Modern options include XiaoIce (Zhao, et. al., 2018). As the authors describe,

The primary design goal of XiaoIce is to be an AI companion with which users form long-term, emotional connections. Being able to establish such long-term relationships with human users as an open-domain social chatbot distinguishes XiaoIce from not only early social chatbots but also other recently developed conversational AI personal assistants such as Apple Siri, Amazon Alexa, Google Assistant and Microsoft Cortana.

Another example includes Replika, which recently released its source code as open-source. As these technologies get more advanced they may play a more important role in our emotional support options for people who are struggling with loneliness.

Digital Psychotherapy

Digital psychotherapy options include online and electronic therapy options. One example is Electronic CBT for Insomnia (Espie, et. al., 2018) which was a rich-media web application that participants used to receive cognitive behavioral therapy via the internet, and Whiteside et. al. (2014) which studied the program Thrive:

Thrive is similar to programs used in successful trials of Internet-delivered CBT; the Thrive interface is interactive and its curriculum is adaptive to patient input. […] Thrive includes three CBT-based modules that are based on behavioral activation, cognitive restructuring, and social skills training techniques

While these programs are currently not utilizing much artificial intelligence, in the future we may see them adapting to the client’s progress and altering the curriculum in ways that will increase efficacy or completion rates.

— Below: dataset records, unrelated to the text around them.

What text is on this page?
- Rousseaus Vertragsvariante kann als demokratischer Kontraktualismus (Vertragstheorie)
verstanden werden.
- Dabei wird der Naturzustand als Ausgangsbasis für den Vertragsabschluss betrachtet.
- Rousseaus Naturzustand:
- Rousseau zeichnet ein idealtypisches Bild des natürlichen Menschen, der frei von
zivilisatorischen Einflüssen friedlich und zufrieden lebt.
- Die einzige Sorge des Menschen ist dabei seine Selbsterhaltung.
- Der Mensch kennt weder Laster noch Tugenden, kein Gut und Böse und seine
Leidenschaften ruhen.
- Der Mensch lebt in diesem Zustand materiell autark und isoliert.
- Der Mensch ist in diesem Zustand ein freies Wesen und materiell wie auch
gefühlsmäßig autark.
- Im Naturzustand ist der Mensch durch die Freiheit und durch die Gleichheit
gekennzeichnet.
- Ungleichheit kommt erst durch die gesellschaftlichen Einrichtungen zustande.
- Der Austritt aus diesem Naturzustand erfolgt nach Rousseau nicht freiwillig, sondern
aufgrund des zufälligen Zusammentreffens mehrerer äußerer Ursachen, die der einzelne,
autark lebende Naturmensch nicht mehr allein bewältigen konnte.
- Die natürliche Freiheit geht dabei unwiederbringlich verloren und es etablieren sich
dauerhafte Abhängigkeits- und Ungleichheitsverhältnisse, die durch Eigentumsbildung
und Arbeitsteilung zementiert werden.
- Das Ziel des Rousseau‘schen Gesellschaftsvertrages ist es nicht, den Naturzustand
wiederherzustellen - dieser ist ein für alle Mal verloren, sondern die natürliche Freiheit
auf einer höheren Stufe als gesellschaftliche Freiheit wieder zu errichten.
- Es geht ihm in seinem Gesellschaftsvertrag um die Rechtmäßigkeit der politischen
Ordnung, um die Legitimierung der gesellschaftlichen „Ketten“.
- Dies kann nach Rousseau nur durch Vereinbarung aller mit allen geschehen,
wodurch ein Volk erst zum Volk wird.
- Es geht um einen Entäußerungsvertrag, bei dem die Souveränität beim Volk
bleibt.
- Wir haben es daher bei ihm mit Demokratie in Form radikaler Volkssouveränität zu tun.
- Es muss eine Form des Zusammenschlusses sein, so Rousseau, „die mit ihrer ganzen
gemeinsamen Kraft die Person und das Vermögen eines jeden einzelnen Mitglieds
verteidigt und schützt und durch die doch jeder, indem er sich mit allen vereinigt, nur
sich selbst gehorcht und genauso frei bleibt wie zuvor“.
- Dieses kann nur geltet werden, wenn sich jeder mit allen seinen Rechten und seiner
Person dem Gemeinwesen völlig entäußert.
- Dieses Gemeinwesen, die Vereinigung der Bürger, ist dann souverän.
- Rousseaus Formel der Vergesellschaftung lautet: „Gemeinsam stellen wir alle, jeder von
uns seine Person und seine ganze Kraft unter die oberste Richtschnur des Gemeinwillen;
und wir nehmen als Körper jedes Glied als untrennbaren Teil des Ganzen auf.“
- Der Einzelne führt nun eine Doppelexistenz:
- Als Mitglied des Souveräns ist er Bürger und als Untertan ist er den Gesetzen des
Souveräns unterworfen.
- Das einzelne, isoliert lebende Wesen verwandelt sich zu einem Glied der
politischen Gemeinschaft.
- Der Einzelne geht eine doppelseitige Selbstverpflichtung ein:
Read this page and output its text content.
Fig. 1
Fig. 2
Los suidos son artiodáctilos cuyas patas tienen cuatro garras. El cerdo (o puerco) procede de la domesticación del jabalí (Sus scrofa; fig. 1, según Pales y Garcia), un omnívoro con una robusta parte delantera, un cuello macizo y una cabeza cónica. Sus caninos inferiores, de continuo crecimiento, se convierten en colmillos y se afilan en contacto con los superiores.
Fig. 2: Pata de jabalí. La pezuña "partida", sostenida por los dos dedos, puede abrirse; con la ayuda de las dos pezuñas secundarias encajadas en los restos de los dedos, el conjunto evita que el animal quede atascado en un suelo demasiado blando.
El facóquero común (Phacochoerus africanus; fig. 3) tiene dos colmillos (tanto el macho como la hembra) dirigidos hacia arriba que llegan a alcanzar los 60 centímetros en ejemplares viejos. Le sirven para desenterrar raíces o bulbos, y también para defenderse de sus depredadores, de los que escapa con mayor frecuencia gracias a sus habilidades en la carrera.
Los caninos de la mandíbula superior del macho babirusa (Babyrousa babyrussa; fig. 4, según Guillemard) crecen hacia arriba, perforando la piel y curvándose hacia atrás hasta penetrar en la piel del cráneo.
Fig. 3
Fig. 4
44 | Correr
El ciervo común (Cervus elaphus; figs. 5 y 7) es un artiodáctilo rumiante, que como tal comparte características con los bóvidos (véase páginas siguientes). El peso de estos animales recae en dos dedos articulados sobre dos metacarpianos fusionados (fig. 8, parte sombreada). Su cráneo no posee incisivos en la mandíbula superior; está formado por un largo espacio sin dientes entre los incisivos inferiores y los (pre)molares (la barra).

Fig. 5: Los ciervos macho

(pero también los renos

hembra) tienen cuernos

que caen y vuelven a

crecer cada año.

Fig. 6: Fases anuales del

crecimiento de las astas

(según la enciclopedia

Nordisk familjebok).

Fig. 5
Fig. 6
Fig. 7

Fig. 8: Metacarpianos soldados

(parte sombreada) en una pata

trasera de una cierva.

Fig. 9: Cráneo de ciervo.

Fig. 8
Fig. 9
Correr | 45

As CBT programs become more researched and advance we should see more of these appearing. As Whiteside notes, these programs are significantly cheaper to deliver (using a fully automated or a paraprofessional “coach” model rather than delivering full therapy) and so may represent an increasingly common option for therapists.

Decision-Making Tools

Decision-making tools are potentially the most exciting use of technology and artificial intelligence. An example of where this technology has been helpful is in child protection work in England. (Pegg & McIntyre, 2018)

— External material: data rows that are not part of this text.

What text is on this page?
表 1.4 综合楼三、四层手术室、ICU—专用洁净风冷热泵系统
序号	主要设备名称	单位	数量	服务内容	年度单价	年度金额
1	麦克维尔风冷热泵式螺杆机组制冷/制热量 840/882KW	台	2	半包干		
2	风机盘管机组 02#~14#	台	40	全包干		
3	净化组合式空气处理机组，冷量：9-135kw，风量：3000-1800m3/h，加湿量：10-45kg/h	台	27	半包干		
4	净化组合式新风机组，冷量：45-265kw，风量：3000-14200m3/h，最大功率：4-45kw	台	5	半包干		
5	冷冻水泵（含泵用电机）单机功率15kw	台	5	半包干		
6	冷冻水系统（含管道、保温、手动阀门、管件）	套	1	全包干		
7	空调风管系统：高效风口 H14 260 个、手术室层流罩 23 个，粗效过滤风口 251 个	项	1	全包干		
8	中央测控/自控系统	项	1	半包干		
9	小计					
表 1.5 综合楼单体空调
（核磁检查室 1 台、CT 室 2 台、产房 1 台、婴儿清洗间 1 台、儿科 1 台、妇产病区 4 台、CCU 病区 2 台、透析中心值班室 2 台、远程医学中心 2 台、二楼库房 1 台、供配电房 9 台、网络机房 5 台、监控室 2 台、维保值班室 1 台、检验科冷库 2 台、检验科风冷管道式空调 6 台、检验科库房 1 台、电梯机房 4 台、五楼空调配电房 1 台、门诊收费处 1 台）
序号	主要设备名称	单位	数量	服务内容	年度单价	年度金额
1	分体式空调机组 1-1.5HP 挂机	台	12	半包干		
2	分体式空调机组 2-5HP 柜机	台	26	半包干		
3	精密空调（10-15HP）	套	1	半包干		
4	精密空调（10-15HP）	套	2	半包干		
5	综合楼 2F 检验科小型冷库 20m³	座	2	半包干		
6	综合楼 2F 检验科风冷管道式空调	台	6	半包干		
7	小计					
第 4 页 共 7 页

We may see AI being used in the future to help us integrate the hundreds of variables found in child protection assessments and files to increase our success rates and improve risk assessments. Certainly, we can’t replace humans in this incredibly careful work (just like in suicide risk assessment) but we can use these tools to augment our understanding of child protection and decrease the lag between learning things in research and applying them in practice.

Conclusion

Artificial intelligence has the potential to improve our lives by providing more emotional support to those who are lonely, providing digital psychotherapy and decision-support tools to improve child protection and other social work fields.

References

Espie, C.A., Kyle, S.D., Williams, C., Ong, J.C., Douglas, N.J., Hames, P., Brown, J.S.L. (2012) JAMA Psychiatry. Retrieved from https://www.jwatch.org/na47591/2018/09/28/electronic-cbt-insomnia

Pegg, D. & McIntyre, N. (2018) Child abuse algorithms: from science fiction to cost-cutting reality. Retrieved from https://www.theguardian.com/society/2018/sep/16/child-abuse-algorithms-from-science-fiction-to-cost-cutting-reality

Weizenbaum, Joseph (1976). Computer Power and Human Reason: From Judgment to Calculation. New York: W.H. Freeman and Company. pp. 2, 3, 6, 182, 189. ISBN 0-7167-0464-1.

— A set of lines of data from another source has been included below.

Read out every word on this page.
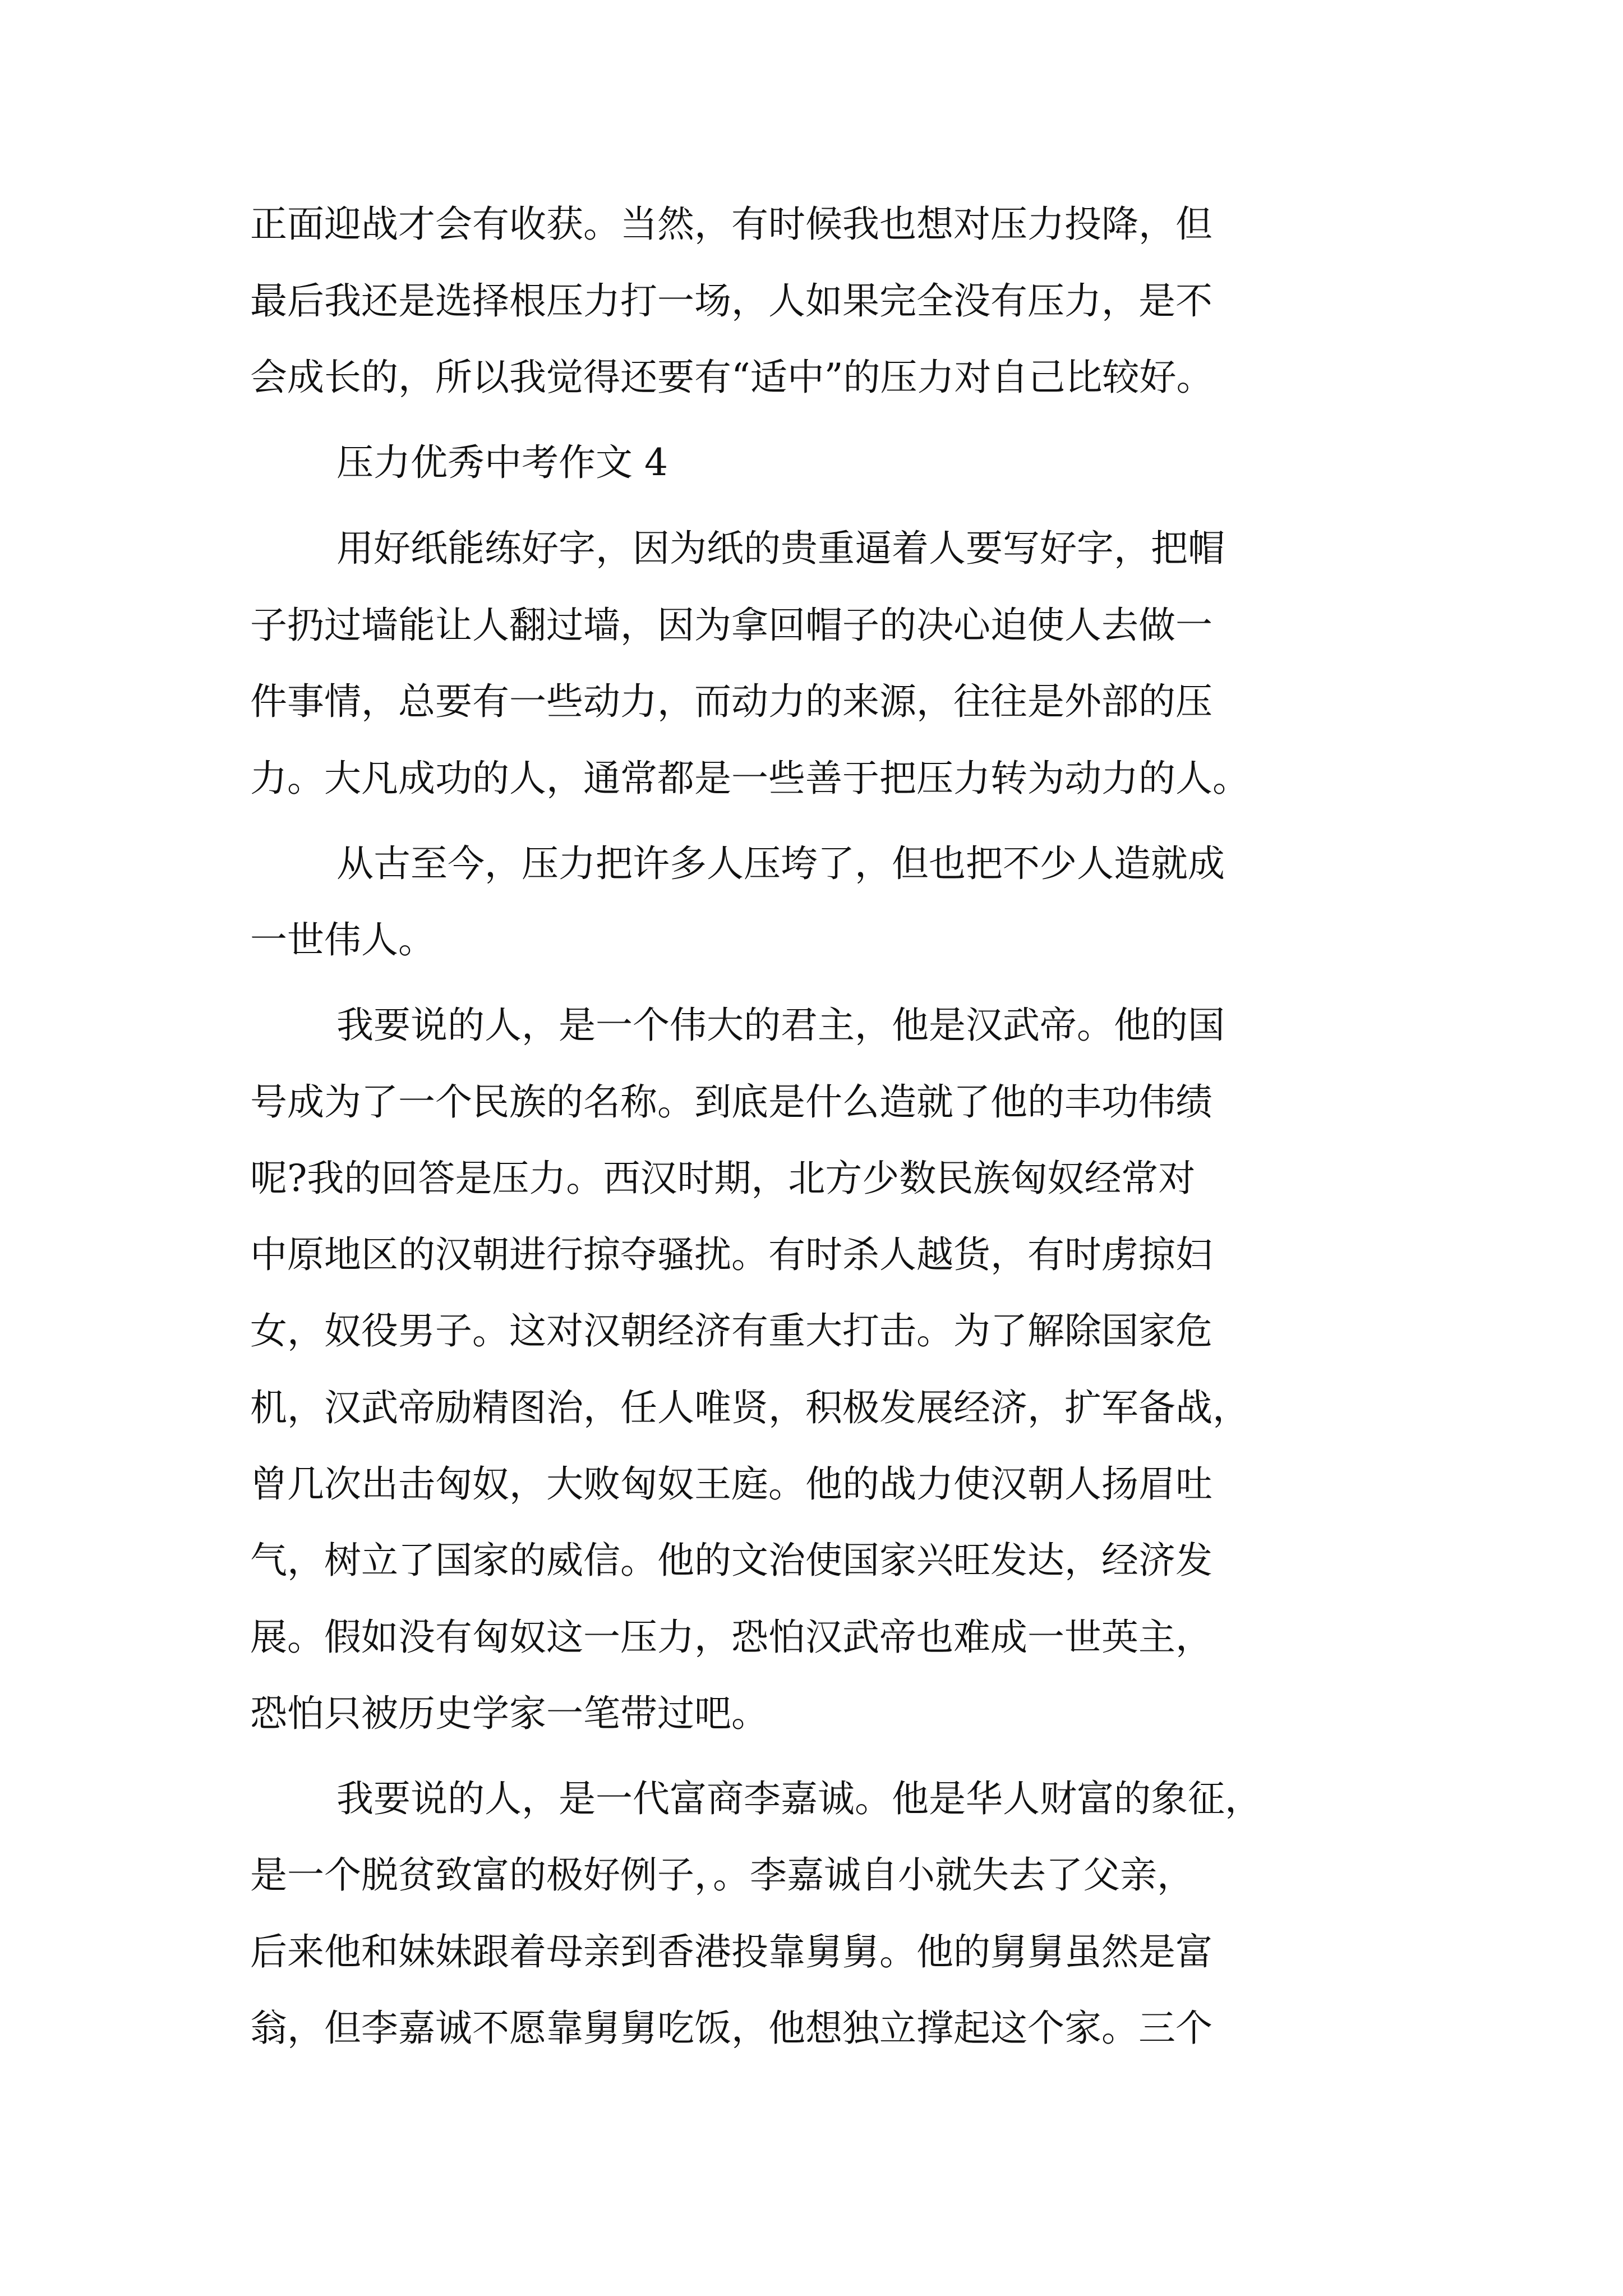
正面迎战才会有收获。当然，有时候我也想对压力投降，但
最后我还是选择根压力打一场，人如果完全没有压力，是不
会成长的，所以我觉得还要有“适中”的压力对自己比较好。
压力优秀中考作文 4
用好纸能练好字，因为纸的贵重逼着人要写好字，把帽
子扔过墙能让人翻过墙，因为拿回帽子的决心迫使人去做一
件事情，总要有一些动力，而动力的来源，往往是外部的压
力。大凡成功的人，通常都是一些善于把压力转为动力的人。
从古至今，压力把许多人压垮了，但也把不少人造就成
一世伟人。
我要说的人，是一个伟大的君主，他是汉武帝。他的国
号成为了一个民族的名称。到底是什么造就了他的丰功伟绩
呢?我的回答是压力。西汉时期，北方少数民族匈奴经常对
中原地区的汉朝进行掠夺骚扰。有时杀人越货，有时虏掠妇
女，奴役男子。这对汉朝经济有重大打击。为了解除国家危
机，汉武帝励精图治，任人唯贤，积极发展经济，扩军备战，
曾几次出击匈奴，大败匈奴王庭。他的战力使汉朝人扬眉吐
气，树立了国家的威信。他的文治使国家兴旺发达，经济发
展。假如没有匈奴这一压力，恐怕汉武帝也难成一世英主，
恐怕只被历史学家一笔带过吧。
我要说的人，是一代富商李嘉诚。他是华人财富的象征，
是一个脱贫致富的极好例子，。李嘉诚自小就失去了父亲，
后来他和妹妹跟着母亲到香港投靠舅舅。他的舅舅虽然是富
翁，但李嘉诚不愿靠舅舅吃饭，他想独立撑起这个家。三个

Whiteside, U., Richards, J., Steinfeld, B., Simon, G., Caka, S., Tachibana, C., Stuckey, S., … Ludman, E. (2014). Online cognitive behavioral therapy for depressed primary care patients: a pilot feasibility project. The Permanente journal18(2), 21-7.

Zhou, L., Gao, J., Li, D. & Heung-Yeung, S. (2018) The Design and Implementation of XiaoIce, an Empathetic Social Chatbot. Journal of Human and Computer Interaction.